Abstract 4658: Novel paclitaxel medical nanoparticle formulation for breast cancer

Abstract

Abstract Objectives: Paclitaxel (Ptxl) is currently the most common first-line therapeutic option for breast cancer (BrCa). However, adverse side effects and problems associated with chemo-resistance, limits its use in clinical settings. Nanoparticle mediated delivery can improve Ptxl delivery and its activity at the tumor site, and considered to be an attractive strategy for BrCa therapy. Therefore, we aim to generate a novel Ptx medical nanoparticle formulation (PMNPs) using a polyphenol as a carrier, and evaluate its efficacy against BrCa cells. Methods: Physico-chemical characterization of this PMNPs was performed using TEM, DLS, FT-IR, TGA, X-RD, and SAXS methods. Its internalization and cellular availability was examined using HPLC method. Cell proliferation and colony formation assays were utilized to evaluate therapeutic efficacy of this unique nanoformulation in clinically relevant cell line models (MCF7 and MDA-MB-231). Additionally, molecular effects of this formulation on apoptosis, anti-apoptosis, and drug resistant associated proteins were evaluated using immunoblotting assays. A tubulin stabilization study was performed using confocal immunofluorescence microscopy analysis. Results: The PMNPs formulation showed optimal particle size and zeta potential, which can be efficiently internalized in BrCa cells.

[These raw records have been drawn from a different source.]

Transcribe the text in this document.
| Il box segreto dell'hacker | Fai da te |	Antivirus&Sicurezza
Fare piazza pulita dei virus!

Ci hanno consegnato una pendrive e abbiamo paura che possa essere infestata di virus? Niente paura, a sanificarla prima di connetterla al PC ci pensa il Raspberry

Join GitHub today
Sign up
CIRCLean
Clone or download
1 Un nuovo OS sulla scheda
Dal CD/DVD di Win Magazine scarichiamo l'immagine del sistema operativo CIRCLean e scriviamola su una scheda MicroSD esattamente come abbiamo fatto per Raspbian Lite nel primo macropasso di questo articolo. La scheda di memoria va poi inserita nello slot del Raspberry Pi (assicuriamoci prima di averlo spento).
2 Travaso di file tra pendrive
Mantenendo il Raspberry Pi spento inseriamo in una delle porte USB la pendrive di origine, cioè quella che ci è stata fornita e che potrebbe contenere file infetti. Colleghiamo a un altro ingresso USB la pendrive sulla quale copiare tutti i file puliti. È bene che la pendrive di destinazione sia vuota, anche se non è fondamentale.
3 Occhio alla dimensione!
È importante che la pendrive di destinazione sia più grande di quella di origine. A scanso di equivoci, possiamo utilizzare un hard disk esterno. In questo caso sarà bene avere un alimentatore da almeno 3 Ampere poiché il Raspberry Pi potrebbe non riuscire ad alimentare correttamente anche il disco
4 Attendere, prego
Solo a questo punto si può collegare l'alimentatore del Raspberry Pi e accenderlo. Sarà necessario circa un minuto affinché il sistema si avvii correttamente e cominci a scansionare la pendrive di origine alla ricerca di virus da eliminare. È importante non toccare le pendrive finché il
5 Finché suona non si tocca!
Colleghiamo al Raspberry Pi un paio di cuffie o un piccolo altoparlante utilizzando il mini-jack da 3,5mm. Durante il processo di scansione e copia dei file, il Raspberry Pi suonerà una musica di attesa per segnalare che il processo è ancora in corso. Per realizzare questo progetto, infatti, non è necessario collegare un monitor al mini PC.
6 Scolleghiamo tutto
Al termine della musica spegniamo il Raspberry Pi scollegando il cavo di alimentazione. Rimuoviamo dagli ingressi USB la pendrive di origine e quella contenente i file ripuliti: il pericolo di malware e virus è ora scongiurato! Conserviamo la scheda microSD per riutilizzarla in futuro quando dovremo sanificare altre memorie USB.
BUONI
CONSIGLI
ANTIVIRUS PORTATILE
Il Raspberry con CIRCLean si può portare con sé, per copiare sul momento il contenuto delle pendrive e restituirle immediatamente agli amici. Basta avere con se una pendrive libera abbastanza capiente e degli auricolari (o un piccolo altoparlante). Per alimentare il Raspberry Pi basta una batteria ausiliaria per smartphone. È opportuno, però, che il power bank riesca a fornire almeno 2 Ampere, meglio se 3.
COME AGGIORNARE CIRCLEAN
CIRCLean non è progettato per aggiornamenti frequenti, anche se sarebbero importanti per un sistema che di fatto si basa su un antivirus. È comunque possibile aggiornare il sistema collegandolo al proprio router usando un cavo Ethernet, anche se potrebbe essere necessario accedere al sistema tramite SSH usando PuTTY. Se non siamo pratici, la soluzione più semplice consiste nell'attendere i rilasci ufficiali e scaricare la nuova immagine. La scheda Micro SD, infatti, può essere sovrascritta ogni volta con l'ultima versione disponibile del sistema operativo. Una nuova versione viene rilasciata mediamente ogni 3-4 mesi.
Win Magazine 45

PMNPs exhibited potent anti-cancer efficacy via induction of the expression of apoptosis associated proteins (Bax and Bad, cleaved PARP, and caspase 3) and downregulation of anti-apoptotic proteins (Bcl-2 and Bcl-xL) in BrCa ell lines. Further, the expression of chemoresistance-associated proteins were also decreased with the treatment of PMNPs. Conclusion: PMNPs formulation can efficiently be internalized in BrCa cells and induce enhanced therapeutic potential of Ptxl. Development of a targeted drug delivery system would not only reduce the dose of paclitaxel required to kill cancer cells but also minimize long-term paclitaxel associated systemic toxicity and drug-resistance. Citation Format: Pallabita Chowdhury, Sumeet S. Chauhan, Prashanth K. Nagesh, Elham Hatami, Bilal B. Hafeez, Sheema Khan, Meena Jaggi, Murali M. Yallapu. Novel paclitaxel medical nanoparticle formulation for breast cancer [abstract]. In: Proceedings of the American Association for Cancer Research Annual Meeting 2018; 2018 Apr 14-18; Chicago, IL. Philadelphia (PA): AACR; Cancer Res 2018;78(13 Suppl):Abstract nr 4658.